Nonfatal firearm injuries 10 times more frequent among Black Americans than white

Penn Medicine research, conducted in 2019 and 2020, finds that the firearm injury rate was highest among Black males ages 15 to 34.

Black Americans experienced nonfatal firearm injuries 10 times more frequently than white Americans in 2019 and 2020, according to research from the Perelman School of Medicine, published in Annals of Internal Medicine. Researchers found that Black boys and men aged 15 to 34 experienced the highest rate of firearm injuries caused by assault and unintentional injuries.

An African American man on a hospital gurney.
Image: iStock/EvgeniyShkolenko

Racial disparities from fatal firearm injuries are well established, but data is limited in explaining the racial breakdown of nonfatal injuries.
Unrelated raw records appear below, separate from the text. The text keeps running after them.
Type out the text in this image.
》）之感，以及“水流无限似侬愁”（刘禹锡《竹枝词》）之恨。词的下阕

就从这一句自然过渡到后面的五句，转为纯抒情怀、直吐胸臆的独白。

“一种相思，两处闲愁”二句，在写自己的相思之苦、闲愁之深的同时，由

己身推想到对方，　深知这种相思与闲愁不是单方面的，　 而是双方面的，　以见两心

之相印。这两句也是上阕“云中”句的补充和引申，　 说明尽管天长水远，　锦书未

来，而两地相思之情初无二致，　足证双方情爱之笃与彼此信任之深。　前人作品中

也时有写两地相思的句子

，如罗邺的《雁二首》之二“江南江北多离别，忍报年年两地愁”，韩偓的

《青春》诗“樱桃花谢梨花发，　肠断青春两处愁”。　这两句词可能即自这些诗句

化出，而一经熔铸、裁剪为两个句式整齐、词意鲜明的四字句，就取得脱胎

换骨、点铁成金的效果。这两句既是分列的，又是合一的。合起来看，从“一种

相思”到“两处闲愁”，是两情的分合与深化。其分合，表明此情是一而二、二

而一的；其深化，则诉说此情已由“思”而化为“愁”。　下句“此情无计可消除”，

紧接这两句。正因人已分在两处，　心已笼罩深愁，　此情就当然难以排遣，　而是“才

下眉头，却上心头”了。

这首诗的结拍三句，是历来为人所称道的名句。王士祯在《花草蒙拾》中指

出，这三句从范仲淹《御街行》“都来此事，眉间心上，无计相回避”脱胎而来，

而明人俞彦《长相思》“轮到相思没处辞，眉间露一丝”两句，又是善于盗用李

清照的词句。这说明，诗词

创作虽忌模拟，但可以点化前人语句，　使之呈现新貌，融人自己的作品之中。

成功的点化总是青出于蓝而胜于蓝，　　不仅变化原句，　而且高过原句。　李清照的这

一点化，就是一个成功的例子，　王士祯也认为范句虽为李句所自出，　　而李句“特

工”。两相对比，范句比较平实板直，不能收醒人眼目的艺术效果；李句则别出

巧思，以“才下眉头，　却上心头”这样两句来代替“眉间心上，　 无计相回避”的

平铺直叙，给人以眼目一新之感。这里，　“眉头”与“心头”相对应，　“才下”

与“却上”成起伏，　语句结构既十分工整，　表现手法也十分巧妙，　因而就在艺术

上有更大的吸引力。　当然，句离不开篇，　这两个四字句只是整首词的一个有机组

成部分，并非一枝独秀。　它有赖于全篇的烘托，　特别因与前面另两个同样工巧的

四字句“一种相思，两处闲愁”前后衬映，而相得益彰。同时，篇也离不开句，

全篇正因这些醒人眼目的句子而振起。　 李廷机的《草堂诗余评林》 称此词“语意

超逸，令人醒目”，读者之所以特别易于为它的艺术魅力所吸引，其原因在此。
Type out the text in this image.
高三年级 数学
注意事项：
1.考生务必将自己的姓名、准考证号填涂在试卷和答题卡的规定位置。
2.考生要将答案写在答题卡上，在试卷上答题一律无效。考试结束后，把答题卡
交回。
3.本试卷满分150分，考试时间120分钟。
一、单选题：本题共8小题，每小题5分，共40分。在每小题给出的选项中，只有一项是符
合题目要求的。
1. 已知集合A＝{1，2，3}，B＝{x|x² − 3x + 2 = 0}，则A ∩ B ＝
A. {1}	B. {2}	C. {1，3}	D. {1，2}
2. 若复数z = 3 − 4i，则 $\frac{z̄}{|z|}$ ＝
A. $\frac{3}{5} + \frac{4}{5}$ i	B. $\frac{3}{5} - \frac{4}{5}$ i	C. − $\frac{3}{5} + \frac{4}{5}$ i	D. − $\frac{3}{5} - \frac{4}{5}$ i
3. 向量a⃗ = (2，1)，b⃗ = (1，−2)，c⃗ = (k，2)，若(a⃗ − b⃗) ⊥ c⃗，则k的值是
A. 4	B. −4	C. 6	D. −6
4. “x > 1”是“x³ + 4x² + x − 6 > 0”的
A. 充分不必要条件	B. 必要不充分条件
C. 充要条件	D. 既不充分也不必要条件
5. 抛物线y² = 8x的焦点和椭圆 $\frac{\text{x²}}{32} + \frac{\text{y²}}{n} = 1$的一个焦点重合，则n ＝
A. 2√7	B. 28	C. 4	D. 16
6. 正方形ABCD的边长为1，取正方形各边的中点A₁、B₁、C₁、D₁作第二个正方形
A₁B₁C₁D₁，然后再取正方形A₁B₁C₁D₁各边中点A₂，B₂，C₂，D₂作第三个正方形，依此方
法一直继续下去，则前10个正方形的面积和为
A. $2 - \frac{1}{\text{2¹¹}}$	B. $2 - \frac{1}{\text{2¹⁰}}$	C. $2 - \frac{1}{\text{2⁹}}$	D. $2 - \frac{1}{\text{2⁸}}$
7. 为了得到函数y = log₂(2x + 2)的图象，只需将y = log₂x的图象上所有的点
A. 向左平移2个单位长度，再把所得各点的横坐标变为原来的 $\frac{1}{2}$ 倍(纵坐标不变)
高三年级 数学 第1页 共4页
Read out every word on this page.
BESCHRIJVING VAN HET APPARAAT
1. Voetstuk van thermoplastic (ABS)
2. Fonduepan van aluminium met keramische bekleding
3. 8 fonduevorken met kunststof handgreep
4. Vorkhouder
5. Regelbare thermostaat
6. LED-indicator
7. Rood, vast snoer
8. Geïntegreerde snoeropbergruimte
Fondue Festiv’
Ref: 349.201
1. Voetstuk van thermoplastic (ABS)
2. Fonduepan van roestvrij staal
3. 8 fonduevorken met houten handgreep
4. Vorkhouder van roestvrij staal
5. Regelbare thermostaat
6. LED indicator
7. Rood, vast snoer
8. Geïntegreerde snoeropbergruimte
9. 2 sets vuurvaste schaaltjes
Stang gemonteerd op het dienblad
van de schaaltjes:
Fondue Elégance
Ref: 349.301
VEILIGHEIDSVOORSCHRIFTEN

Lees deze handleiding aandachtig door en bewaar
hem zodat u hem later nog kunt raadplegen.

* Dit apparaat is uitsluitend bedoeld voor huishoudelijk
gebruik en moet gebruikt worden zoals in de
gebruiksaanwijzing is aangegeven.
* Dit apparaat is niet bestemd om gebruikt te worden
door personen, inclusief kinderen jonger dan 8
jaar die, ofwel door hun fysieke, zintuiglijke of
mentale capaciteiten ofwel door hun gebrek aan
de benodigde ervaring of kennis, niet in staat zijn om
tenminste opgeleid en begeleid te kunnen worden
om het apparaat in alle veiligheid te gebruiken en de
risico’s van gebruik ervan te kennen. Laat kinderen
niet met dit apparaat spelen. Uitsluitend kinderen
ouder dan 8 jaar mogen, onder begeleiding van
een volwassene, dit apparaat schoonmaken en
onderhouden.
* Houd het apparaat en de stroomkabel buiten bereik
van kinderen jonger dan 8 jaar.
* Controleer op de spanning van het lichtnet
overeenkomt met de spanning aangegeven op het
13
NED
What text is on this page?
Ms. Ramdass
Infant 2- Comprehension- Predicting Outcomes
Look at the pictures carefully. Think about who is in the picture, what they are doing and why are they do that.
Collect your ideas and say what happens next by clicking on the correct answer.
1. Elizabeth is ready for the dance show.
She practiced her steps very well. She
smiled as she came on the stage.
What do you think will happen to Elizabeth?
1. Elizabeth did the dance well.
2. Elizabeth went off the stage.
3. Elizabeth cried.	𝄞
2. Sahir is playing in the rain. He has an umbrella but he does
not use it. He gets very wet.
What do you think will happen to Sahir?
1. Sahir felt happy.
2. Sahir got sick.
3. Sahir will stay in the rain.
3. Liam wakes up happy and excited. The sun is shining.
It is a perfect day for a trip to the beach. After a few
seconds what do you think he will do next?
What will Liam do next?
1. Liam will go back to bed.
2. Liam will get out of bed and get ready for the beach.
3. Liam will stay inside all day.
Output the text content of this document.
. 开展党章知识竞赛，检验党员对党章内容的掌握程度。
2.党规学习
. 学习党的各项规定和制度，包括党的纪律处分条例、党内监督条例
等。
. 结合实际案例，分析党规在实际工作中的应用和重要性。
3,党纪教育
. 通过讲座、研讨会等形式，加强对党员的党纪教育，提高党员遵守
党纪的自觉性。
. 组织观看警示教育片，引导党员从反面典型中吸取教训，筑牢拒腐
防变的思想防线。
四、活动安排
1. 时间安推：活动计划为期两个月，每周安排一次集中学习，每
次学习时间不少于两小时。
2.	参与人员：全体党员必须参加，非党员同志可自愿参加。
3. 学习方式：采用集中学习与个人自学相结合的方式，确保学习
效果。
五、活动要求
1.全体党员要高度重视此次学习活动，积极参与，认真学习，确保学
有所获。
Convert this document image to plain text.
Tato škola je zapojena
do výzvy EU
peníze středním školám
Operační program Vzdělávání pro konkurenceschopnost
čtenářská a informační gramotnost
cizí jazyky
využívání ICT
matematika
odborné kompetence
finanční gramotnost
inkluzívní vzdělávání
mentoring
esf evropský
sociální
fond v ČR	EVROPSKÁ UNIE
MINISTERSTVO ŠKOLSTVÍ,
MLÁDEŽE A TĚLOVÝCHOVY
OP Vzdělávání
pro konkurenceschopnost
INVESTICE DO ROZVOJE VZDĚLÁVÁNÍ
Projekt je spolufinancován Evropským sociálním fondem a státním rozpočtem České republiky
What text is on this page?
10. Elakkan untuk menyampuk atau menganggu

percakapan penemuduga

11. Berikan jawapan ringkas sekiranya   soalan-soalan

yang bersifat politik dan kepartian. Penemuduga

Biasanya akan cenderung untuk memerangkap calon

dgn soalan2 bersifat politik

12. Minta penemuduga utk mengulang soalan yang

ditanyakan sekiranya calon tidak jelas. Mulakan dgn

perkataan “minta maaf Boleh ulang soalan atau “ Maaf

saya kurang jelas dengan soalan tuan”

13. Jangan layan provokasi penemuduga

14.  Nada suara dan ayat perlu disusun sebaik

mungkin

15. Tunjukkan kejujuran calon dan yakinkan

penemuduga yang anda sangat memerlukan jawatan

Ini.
In 2019, the Nationwide Emergency Department Sample began tracking patient race and ethnicity for the first time, allowing researchers to evaluate the demographics of firearm injuries that were either unintentional (from an accidental gun discharge or malfunction), from self-harm (attempted suicide), assault (intentional attack by someone else), or legal intervention (from a law enforcement officer or similar).

“There are twice as many nonfatal injuries from firearms as fatal ones, so focusing only on deaths misses a huge part of the impact that firearm injury has on health,” says lead author, Elinore Kaufman, an assistant professor of medicine in the Division of Trauma Surgery, and director of the Trauma Violence Recovery Program. “We want to reduce the number of total injuries from firearms—both fatal and nonfatal—and in order to design interventions and measure their efficacy, we need the full picture.”

While Black individuals make up only 12.6% of the U.S. population, they experienced 44.5% of total firearm injuries, including deaths, at a rate of 136 injuries for every 100,000 people per year. The group also experienced the highest rate of nonfatal firearm injuries, with 106.7 injuries per 100,000 people per year, 10 times that of white individuals.